As a supplement to Stand Strong's diary about people denying Obama credit for the kill, let's not forget this key fact. . . it was Bush who in July 2006, disbanded the CIA group that had the mission of hunting down bin Laden:
The Central Intelligence Agency has closed a unit that for a decade had the mission of hunting Osama bin Laden and his top lieutenants, intelligence officials confirmed Monday.
The former head of that group said the move was a mistake:
Michael Scheuer, a former senior C.I.A. official who was the first head of the unit, said the move reflected a view within the agency that Mr. bin Laden was no longer the threat he once was.
Mr. Scheuer said that view was mistaken.
Instead, at the same time, Bush was content to use bin Laden as a bogeyman:
By 2006, on the stump for his fellow Republicans, Bush was citing bin Laden extensively. The president cast bin Laden as the oracular leader of a global movement, and warned of the possibility of an Islamic caliphate "stretching from Europe to North Africa, the Middle East, and Southeast Asia" -- an unsubstantiated fantasy with only one thing going for it: It served the political agendas of both men.
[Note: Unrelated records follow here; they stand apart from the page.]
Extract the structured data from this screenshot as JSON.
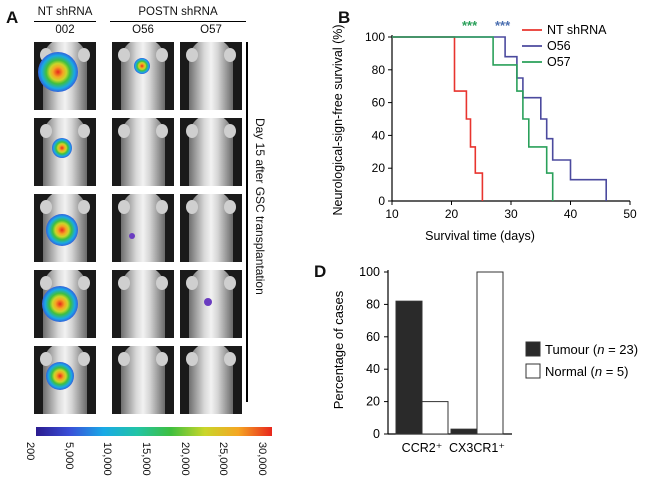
{
  "panels": {
    "a": "A",
    "b": "B",
    "d": "D"
  },
  "panel_a": {
    "header_left": "NT shRNA",
    "header_right": "POSTN shRNA",
    "columns": [
      "002",
      "O56",
      "O57"
    ],
    "side_label": "Day 15 after GSC transplantation",
    "colorbar_ticks": [
      "200",
      "5,000",
      "10,000",
      "15,000",
      "20,000",
      "25,000",
      "30,000"
    ],
    "colorbar_colors": [
      "#2b1b8f",
      "#3a4fd8",
      "#19a9e6",
      "#22c4a6",
      "#3fbf3f",
      "#c9d62a",
      "#f5a623",
      "#e8261c"
    ]
  },
  "chart_data": [
    {
      "type": "line",
      "panel": "B",
      "ylabel": "Neurological-sign-free survival (%)",
      "xlabel": "Survival time (days)",
      "xlim": [
        10,
        50
      ],
      "ylim": [
        0,
        100
      ],
      "xticks": [
        "10",
        "20",
        "30",
        "40",
        "50"
      ],
      "yticks": [
        "0",
        "20",
        "40",
        "60",
        "80",
        "100"
      ],
      "legend_position": "top-right",
      "annotations": [
        "***",
        "***"
      ],
      "series": [
        {
          "name": "NT shRNA",
          "color": "#e8342e",
          "steps": [
            [
              10,
              100
            ],
            [
              20.5,
              100
            ],
            [
              20.5,
              67
            ],
            [
              22.5,
              67
            ],
            [
              22.5,
              50
            ],
            [
              23.2,
              50
            ],
            [
              23.2,
              33
            ],
            [
              24,
              33
            ],
            [
              24,
              17
            ],
            [
              25.2,
              17
            ],
            [
              25.2,
              0
            ]
          ]
        },
        {
          "name": "O56",
          "color": "#4b4a9e",
          "steps": [
            [
              10,
              100
            ],
            [
              29,
              100
            ],
            [
              29,
              88
            ],
            [
              31,
              88
            ],
            [
              31,
              75
            ],
            [
              32,
              75
            ],
            [
              32,
              63
            ],
            [
              35,
              63
            ],
            [
              35,
              50
            ],
            [
              36,
              50
            ],
            [
              36,
              38
            ],
            [
              37,
              38
            ],
            [
              37,
              25
            ],
            [
              40,
              25
            ],
            [
              40,
              13
            ],
            [
              46,
              13
            ],
            [
              46,
              0
            ]
          ]
        },
        {
          "name": "O57",
          "color": "#2aa05a",
          "steps": [
            [
              10,
              100
            ],
            [
              27,
              100
            ],
            [
              27,
              83
            ],
            [
              31,
              83
            ],
            [
              31,
              67
            ],
            [
              32,
              67
            ],
            [
              32,
              50
            ],
            [
              33,
              50
            ],
            [
              33,
              33
            ],
            [
              36,
              33
            ],
            [
              36,
              17
            ],
            [
              37,
              17
            ],
            [
              37,
              0
            ]
          ]
        }
      ]
    },
    {
      "type": "bar",
      "panel": "D",
      "ylabel": "Percentage of cases",
      "categories": [
        "CCR2⁺",
        "CX3CR1⁺"
      ],
      "ylim": [
        0,
        100
      ],
      "yticks": [
        "0",
        "20",
        "40",
        "60",
        "80",
        "100"
      ],
      "legend_position": "right",
      "series": [
        {
          "name": "Tumour (n = 23)",
          "legend_main": "Tumour (",
          "legend_n": "n",
          "legend_rest": " = 23)",
          "color": "#2a2a2a",
          "values": [
            82,
            3
          ]
        },
        {
          "name": "Normal (n = 5)",
          "legend_main": "Normal (",
          "legend_n": "n",
          "legend_rest": " = 5)",
          "color": "#ffffff",
          "values": [
            20,
            100
          ]
        }
      ]
    }
  ]
}
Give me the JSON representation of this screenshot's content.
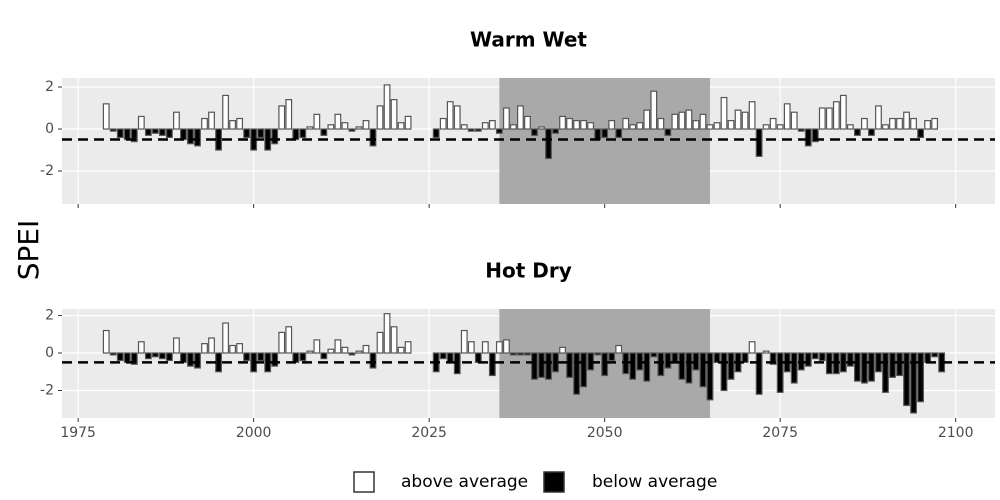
{
  "ylabel": "SPEI",
  "legend": [
    {
      "name": "above average",
      "color": "#ffffff"
    },
    {
      "name": "below average",
      "color": "#000000"
    }
  ],
  "chart_data": [
    {
      "type": "bar",
      "title": "Warm Wet",
      "x": [
        1979,
        1980,
        1981,
        1982,
        1983,
        1984,
        1985,
        1986,
        1987,
        1988,
        1989,
        1990,
        1991,
        1992,
        1993,
        1994,
        1995,
        1996,
        1997,
        1998,
        1999,
        2000,
        2001,
        2002,
        2003,
        2004,
        2005,
        2006,
        2007,
        2008,
        2009,
        2010,
        2011,
        2012,
        2013,
        2014,
        2015,
        2016,
        2017,
        2018,
        2019,
        2020,
        2021,
        2022,
        2026,
        2027,
        2028,
        2029,
        2030,
        2031,
        2032,
        2033,
        2034,
        2035,
        2036,
        2037,
        2038,
        2039,
        2040,
        2041,
        2042,
        2043,
        2044,
        2045,
        2046,
        2047,
        2048,
        2049,
        2050,
        2051,
        2052,
        2053,
        2054,
        2055,
        2056,
        2057,
        2058,
        2059,
        2060,
        2061,
        2062,
        2063,
        2064,
        2065,
        2066,
        2067,
        2068,
        2069,
        2070,
        2071,
        2072,
        2073,
        2074,
        2075,
        2076,
        2077,
        2078,
        2079,
        2080,
        2081,
        2082,
        2083,
        2084,
        2085,
        2086,
        2087,
        2088,
        2089,
        2090,
        2091,
        2092,
        2093,
        2094,
        2095,
        2096,
        2097
      ],
      "values": [
        1.2,
        -0.1,
        -0.4,
        -0.5,
        -0.6,
        0.6,
        -0.3,
        -0.2,
        -0.3,
        -0.4,
        0.8,
        -0.5,
        -0.7,
        -0.8,
        0.5,
        0.8,
        -1.0,
        1.6,
        0.4,
        0.5,
        -0.4,
        -1.0,
        -0.4,
        -1.0,
        -0.7,
        1.1,
        1.4,
        -0.5,
        -0.4,
        0.1,
        0.7,
        -0.3,
        0.2,
        0.7,
        0.3,
        -0.1,
        0.1,
        0.4,
        -0.8,
        1.1,
        2.1,
        1.4,
        0.3,
        0.6,
        -0.4,
        0.5,
        1.3,
        1.1,
        0.2,
        -0.1,
        -0.1,
        0.3,
        0.4,
        -0.2,
        1.0,
        0.2,
        1.1,
        0.6,
        -0.3,
        0.1,
        -1.4,
        -0.2,
        0.6,
        0.5,
        0.4,
        0.4,
        0.3,
        -0.5,
        -0.4,
        0.4,
        -0.4,
        0.5,
        0.2,
        0.3,
        0.9,
        1.8,
        0.5,
        -0.3,
        0.7,
        0.8,
        0.9,
        0.4,
        0.7,
        0.2,
        0.3,
        1.5,
        0.4,
        0.9,
        0.8,
        1.3,
        -1.3,
        0.2,
        0.5,
        0.2,
        1.2,
        0.8,
        -0.1,
        -0.8,
        -0.6,
        1.0,
        1.0,
        1.3,
        1.6,
        0.2,
        -0.3,
        0.5,
        -0.3,
        1.1,
        0.2,
        0.5,
        0.5,
        0.8,
        0.5,
        -0.4,
        0.4,
        0.5
      ],
      "xlim": [
        1972.7,
        2105.6
      ],
      "ylim": [
        -3.57,
        2.43
      ],
      "yticks": [
        -2,
        0,
        2
      ],
      "shade": [
        2035,
        2065
      ],
      "reference_line": -0.5,
      "grid": true
    },
    {
      "type": "bar",
      "title": "Hot Dry",
      "x": [
        1979,
        1980,
        1981,
        1982,
        1983,
        1984,
        1985,
        1986,
        1987,
        1988,
        1989,
        1990,
        1991,
        1992,
        1993,
        1994,
        1995,
        1996,
        1997,
        1998,
        1999,
        2000,
        2001,
        2002,
        2003,
        2004,
        2005,
        2006,
        2007,
        2008,
        2009,
        2010,
        2011,
        2012,
        2013,
        2014,
        2015,
        2016,
        2017,
        2018,
        2019,
        2020,
        2021,
        2022,
        2026,
        2027,
        2028,
        2029,
        2030,
        2031,
        2032,
        2033,
        2034,
        2035,
        2036,
        2037,
        2038,
        2039,
        2040,
        2041,
        2042,
        2043,
        2044,
        2045,
        2046,
        2047,
        2048,
        2049,
        2050,
        2051,
        2052,
        2053,
        2054,
        2055,
        2056,
        2057,
        2058,
        2059,
        2060,
        2061,
        2062,
        2063,
        2064,
        2065,
        2066,
        2067,
        2068,
        2069,
        2070,
        2071,
        2072,
        2073,
        2074,
        2075,
        2076,
        2077,
        2078,
        2079,
        2080,
        2081,
        2082,
        2083,
        2084,
        2085,
        2086,
        2087,
        2088,
        2089,
        2090,
        2091,
        2092,
        2093,
        2094,
        2095,
        2096,
        2097,
        2098
      ],
      "values": [
        1.2,
        -0.1,
        -0.4,
        -0.5,
        -0.6,
        0.6,
        -0.3,
        -0.2,
        -0.3,
        -0.4,
        0.8,
        -0.5,
        -0.7,
        -0.8,
        0.5,
        0.8,
        -1.0,
        1.6,
        0.4,
        0.5,
        -0.4,
        -1.0,
        -0.4,
        -1.0,
        -0.7,
        1.1,
        1.4,
        -0.5,
        -0.4,
        0.1,
        0.7,
        -0.3,
        0.2,
        0.7,
        0.3,
        -0.1,
        0.1,
        0.4,
        -0.8,
        1.1,
        2.1,
        1.4,
        0.3,
        0.6,
        -1.0,
        -0.3,
        -0.5,
        -1.1,
        1.2,
        0.6,
        -0.5,
        0.6,
        -1.2,
        0.6,
        0.7,
        -0.1,
        -0.1,
        -0.1,
        -1.4,
        -1.3,
        -1.4,
        -1.0,
        0.3,
        -1.3,
        -2.2,
        -1.8,
        -0.9,
        -0.1,
        -1.2,
        -0.4,
        0.4,
        -1.1,
        -1.4,
        -0.9,
        -1.5,
        -0.2,
        -1.2,
        -0.8,
        -0.5,
        -1.4,
        -1.6,
        -0.9,
        -1.8,
        -2.5,
        -0.5,
        -2.0,
        -1.4,
        -1.0,
        -0.5,
        0.6,
        -2.2,
        0.1,
        -0.6,
        -2.1,
        -1.0,
        -1.6,
        -0.9,
        -0.7,
        -0.3,
        -0.4,
        -1.1,
        -1.1,
        -1.0,
        -0.7,
        -1.5,
        -1.6,
        -1.5,
        -1.0,
        -2.1,
        -1.3,
        -1.2,
        -2.8,
        -3.2,
        -2.6,
        -0.5,
        -0.2,
        -1.0
      ],
      "xlim": [
        1972.7,
        2105.6
      ],
      "ylim": [
        -3.47,
        2.35
      ],
      "yticks": [
        -2,
        0,
        2
      ],
      "xticks": [
        1975,
        2000,
        2025,
        2050,
        2075,
        2100
      ],
      "shade": [
        2035,
        2065
      ],
      "reference_line": -0.5,
      "grid": true
    }
  ]
}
As stated in Huff Post, "Obama took a different tack."
"Shortly after taking office," the president explained Sunday night, "I directed Leon Panetta, the director of the CIA, to make the killing or capture of bin Laden the top priority of our war against al Qaeda, even as we continued our broader efforts to disrupt, dismantle, and defeat his network."
That, and lots of other facts pointed out in the Huff Post article -- Obama Succeeded Where Bush Failed: Osama Bin Laden Rhetoric And Reality -- show why Obama's actions were successful, whereas Bush's were not.